First, the tendency to call the same piece of land different things depending on one’s immediate location. “Where is Long Island?” Think it’s not a trick question? It is, and I’ll tell you why. Traditionally, “Long Island” is the land east of Queens and Brooklyn made up of Nassau and Suffolk Counties in New York. But it gets tricky because, technically speaking, Queens and Brooklyn (B&Q) are on Long Island, so sometimes when someone in Manhattan is giving directions, she’ll say, “Head out to Long Island” and actually mean B&Q. But, when a person in Brooklyn or Queens is giving directions, he’ll consider himself to be in part of New York City, not “on Long Island” and will say, “Now, head out to Long Island” and mean everything east of B&Q, not everything east of Manhattan, which includes B&Q.
It gets even more confusing for someone who doesn’t know the area when a native says “Yeah, it’s in Long Island City” because that means the city/neighborhood/district in Queens County, not “Long Island” at all. Likewise, East New York is a district on one of the eastern-most points in Brooklyn, and West New York is actually in New Jersey—not New York City at all.

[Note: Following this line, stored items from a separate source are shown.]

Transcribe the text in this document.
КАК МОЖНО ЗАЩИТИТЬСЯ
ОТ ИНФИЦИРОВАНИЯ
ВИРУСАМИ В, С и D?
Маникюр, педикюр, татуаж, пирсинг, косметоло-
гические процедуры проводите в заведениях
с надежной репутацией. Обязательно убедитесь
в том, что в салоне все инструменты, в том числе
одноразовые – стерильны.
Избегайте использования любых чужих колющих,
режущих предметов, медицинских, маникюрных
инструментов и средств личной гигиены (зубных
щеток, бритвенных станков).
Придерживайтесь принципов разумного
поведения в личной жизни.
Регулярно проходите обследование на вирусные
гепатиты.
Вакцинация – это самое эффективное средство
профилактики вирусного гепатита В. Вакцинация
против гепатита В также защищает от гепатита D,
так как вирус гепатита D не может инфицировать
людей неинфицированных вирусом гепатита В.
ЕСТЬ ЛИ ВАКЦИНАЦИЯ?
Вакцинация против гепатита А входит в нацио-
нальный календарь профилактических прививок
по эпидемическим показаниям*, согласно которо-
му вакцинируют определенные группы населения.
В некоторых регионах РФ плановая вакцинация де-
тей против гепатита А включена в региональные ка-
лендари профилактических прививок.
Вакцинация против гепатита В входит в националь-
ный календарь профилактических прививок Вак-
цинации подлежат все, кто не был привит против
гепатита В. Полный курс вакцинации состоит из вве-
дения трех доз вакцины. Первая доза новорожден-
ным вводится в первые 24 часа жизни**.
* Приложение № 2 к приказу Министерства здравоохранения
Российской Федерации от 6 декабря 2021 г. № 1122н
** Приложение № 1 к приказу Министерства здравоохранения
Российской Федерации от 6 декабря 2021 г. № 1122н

When someone outside the City (say, in Philadelphia or Los Angeles or even Albany) says “the City”, she means all five boroughs of New York City, but when she’s in the City and says “the City”, she means Manhattan only.
It’s easy to tell when you’re overhearing a native or a tourist when they talk about the subway system because tourists use the colors (“We’re trying to find the red line” which always requires further clarification for anyone trying to help them) and natives use letters and numbers, as appropriate (“I’ve gotta catch the D line home, so I’ll see you tomorrow.”) Each letter or number has only one color, but each color has multiple letters or numbers. For example, the “red lines” are the 1, 2, and 3 subway lines and are also sometimes referred to as “the Broadway line” because it runs along Broadway in Manhattan. (The “green lines” are 4/5/6 and are also called “the Lexington Ave. line” for the same reason. And etc.) This can be especially confusing because the “yellow lines” (N/Q/R/W) are also sometimes called “the Broadway line” (though they run along a different part of Broadway). Therefore, the D line is always orange, but the trains on the orange line are not always the D (other “orange line” trains are B/F/V).
Finally, there’s a secret code in New York that confuses tourists when they first arrive. Natives are in the habit of referring to landmarks by their subway stop. For example, whereas everyone else would call it Times Square—and New Yorkers do, too, intermittently—natives called it “42nd Street” much more often. Penn Station, where Amtrak and New Jersey Transit train lines are docked, is “34th Street” and Coney Island is “Stillwell Ave.” Union Square, in Manhattan, is “14th Street” and City Hall is “Chambers Street.”
Be careful, though, because while “42nd Street” usually means Times Square, it can also mean Port Authority or Grand Central Station, depending on which train you’re riding.